The generation profiles of solar, onshore wind and offshore wind. (Credit: E3/Castle Wind)
Then there’s the geographic benefit of offshore wind. Not every market has the cheap land of Oklahoma or sunny skies of California. Like much of Western Europe, states along the U.S. East Coast may not have many other options for new large-scale generation, particularly if they don’t want to build gas-fired capacity.
Edison Energy just opened a European-focused subsidiary, Altenex Energy, and is already working on deals where power is drawn from multiple sources and technologies. That blended approach plays into the hands of Ørsted and other offshore wind developers.
The corporate market for real-time matching of renewables is still in its infancy. For now, “19 out of 20” offtakers can get what they want from a more familiar PPA design, said Ørsted’s Errboe.
But the market for real-time matching deals is growing and becoming more creative. Norway’s Statkraft recently signed such a PPA with German automaker Daimler. (Statkraft’s task is made easier by its vast hydro resources.) Google signed a 350-megawatt deal with NV Energy that will use solar and batteries.
Ørsted has seen increased inquiries on real-time matching PPAs, and the company is looking into how it could meet that requirement, Errboe said. He declined to say what sort of technology mix would be needed but said it would almost certainly include offshore wind.
Despite the potential for corporate offshore wind deals, the commercial and industrial segment is unlikely to drive the offshore wind market any time soon. Government-backed tenders and other revenue-stabilizing measures have pulled in billions in investments in Europe alone, and they’re likely to continue underpinning projects for the foreseeable future, even as offshore wind prices drop.
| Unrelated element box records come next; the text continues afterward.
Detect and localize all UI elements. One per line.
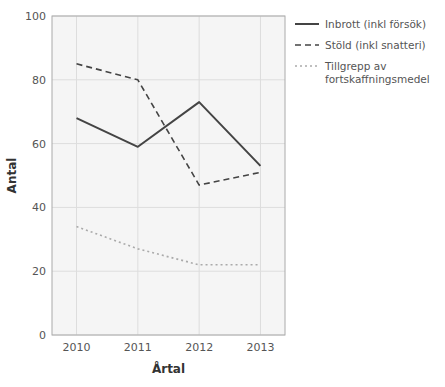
legend-label: Tillgrepp avfortskaffningsmedel [324, 60, 430, 85]
legend-label: Inbrott (inkl försök) [325, 18, 426, 30]
tick-label: 60 [32, 138, 46, 151]
plot-frame [52, 16, 285, 335]
tick-label: 100 [25, 10, 46, 23]
grid-line [199, 16, 200, 335]
tick-label: 20 [32, 265, 46, 278]
axis-label: Antal [5, 158, 19, 194]
grid-line [52, 143, 285, 144]
tick-label: 2013 [246, 341, 274, 354]
series-group [77, 64, 261, 265]
grid-line [52, 79, 285, 80]
plot-area [52, 16, 285, 335]
grid-line [52, 207, 285, 208]
series-line [77, 102, 261, 166]
grid-line [260, 16, 261, 335]
legend-swatch [295, 44, 319, 46]
tick-label: 40 [32, 201, 46, 214]
tick-label: 80 [32, 74, 46, 87]
legend-label: Stöld (inkl snatteri) [325, 39, 426, 51]
chart: 0 20 40 60 80 100 2010 2011 2012 2013 Årtal Antal In… [0, 0, 445, 387]
series-line [77, 227, 261, 265]
tick-label: 0 [39, 329, 46, 342]
tick-label: 2011 [124, 341, 152, 354]
tick-label: 2012 [185, 341, 213, 354]
grid-line [52, 271, 285, 272]
legend: Inbrott (inkl försök) Stöld (inkl snatter… [295, 18, 430, 85]
grid-line [137, 16, 138, 335]
tick-label: 2010 [63, 341, 91, 354]
axis-label: Årtal [152, 361, 185, 376]
series-line [77, 64, 261, 185]
legend-swatch [295, 65, 319, 67]
legend-swatch [295, 23, 319, 25]
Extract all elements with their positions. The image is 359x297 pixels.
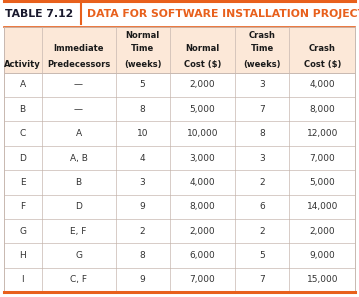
Text: TABLE 7.12: TABLE 7.12 <box>5 9 74 19</box>
Text: Crash: Crash <box>309 44 336 53</box>
Text: 2,000: 2,000 <box>190 227 215 236</box>
Bar <box>4 195 355 219</box>
Text: 10,000: 10,000 <box>187 129 218 138</box>
Text: 6,000: 6,000 <box>190 251 215 260</box>
Text: C, F: C, F <box>70 275 87 284</box>
Text: Cost ($): Cost ($) <box>184 60 221 69</box>
Text: —: — <box>74 80 83 89</box>
Text: 3: 3 <box>260 154 265 162</box>
Text: A: A <box>19 80 25 89</box>
Text: A: A <box>75 129 81 138</box>
Text: 3: 3 <box>140 178 145 187</box>
Bar <box>4 121 355 146</box>
Text: D: D <box>19 154 26 162</box>
Text: DATA FOR SOFTWARE INSTALLATION PROJECT: DATA FOR SOFTWARE INSTALLATION PROJECT <box>87 9 359 19</box>
Bar <box>4 243 355 268</box>
Text: 7: 7 <box>260 275 265 284</box>
Text: 3,000: 3,000 <box>190 154 215 162</box>
Text: 9: 9 <box>140 202 145 211</box>
Text: Activity: Activity <box>4 60 41 69</box>
Text: —: — <box>74 105 83 114</box>
Text: Time: Time <box>131 44 154 53</box>
Text: 4,000: 4,000 <box>309 80 335 89</box>
Text: 8: 8 <box>260 129 265 138</box>
Bar <box>4 97 355 121</box>
Text: Immediate: Immediate <box>53 44 104 53</box>
Text: E: E <box>20 178 25 187</box>
Text: 7: 7 <box>260 105 265 114</box>
Text: G: G <box>19 227 26 236</box>
Text: 3: 3 <box>260 80 265 89</box>
Text: H: H <box>19 251 26 260</box>
Text: B: B <box>19 105 25 114</box>
Text: E, F: E, F <box>70 227 87 236</box>
Text: Time: Time <box>251 44 274 53</box>
Text: 2: 2 <box>140 227 145 236</box>
Text: Normal: Normal <box>125 31 160 40</box>
Text: 8: 8 <box>140 105 145 114</box>
Text: I: I <box>21 275 24 284</box>
Text: 7,000: 7,000 <box>190 275 215 284</box>
Text: 5: 5 <box>140 80 145 89</box>
Text: A, B: A, B <box>70 154 88 162</box>
Bar <box>4 170 355 195</box>
Text: G: G <box>75 251 82 260</box>
Text: 14,000: 14,000 <box>307 202 338 211</box>
Bar <box>4 146 355 170</box>
Text: B: B <box>75 178 81 187</box>
Text: 8: 8 <box>140 251 145 260</box>
Text: 6: 6 <box>260 202 265 211</box>
Text: F: F <box>20 202 25 211</box>
Text: 10: 10 <box>137 129 148 138</box>
Text: 9,000: 9,000 <box>309 251 335 260</box>
Text: 4: 4 <box>140 154 145 162</box>
Text: Cost ($): Cost ($) <box>304 60 341 69</box>
Bar <box>4 73 355 97</box>
Text: Normal: Normal <box>185 44 220 53</box>
Text: 15,000: 15,000 <box>307 275 338 284</box>
Text: 2: 2 <box>260 227 265 236</box>
Text: 9: 9 <box>140 275 145 284</box>
Text: 2,000: 2,000 <box>309 227 335 236</box>
Text: (weeks): (weeks) <box>244 60 281 69</box>
Bar <box>4 268 355 292</box>
Text: 7,000: 7,000 <box>309 154 335 162</box>
Text: 2,000: 2,000 <box>190 80 215 89</box>
Text: 5,000: 5,000 <box>309 178 335 187</box>
Text: 2: 2 <box>260 178 265 187</box>
Text: C: C <box>19 129 26 138</box>
Text: Crash: Crash <box>249 31 276 40</box>
Text: Predecessors: Predecessors <box>47 60 110 69</box>
Bar <box>4 219 355 243</box>
Text: 5: 5 <box>260 251 265 260</box>
Text: 5,000: 5,000 <box>190 105 215 114</box>
Text: 12,000: 12,000 <box>307 129 338 138</box>
Text: 4,000: 4,000 <box>190 178 215 187</box>
Text: (weeks): (weeks) <box>124 60 161 69</box>
Text: D: D <box>75 202 82 211</box>
Text: 8,000: 8,000 <box>190 202 215 211</box>
Text: 8,000: 8,000 <box>309 105 335 114</box>
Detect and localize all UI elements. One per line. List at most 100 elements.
“We are skeptical that purely merchant projects paired with a corporate PPA can attract the large volumes of investment necessary to install offshore wind at the scale and the pace needed to fully decarbonize Europe by 2050, as is laid out in the Green Deal,” says Errboe.
For now, at least, it looks like offshore wind may have more to offer the corporate PPA market than the other way around.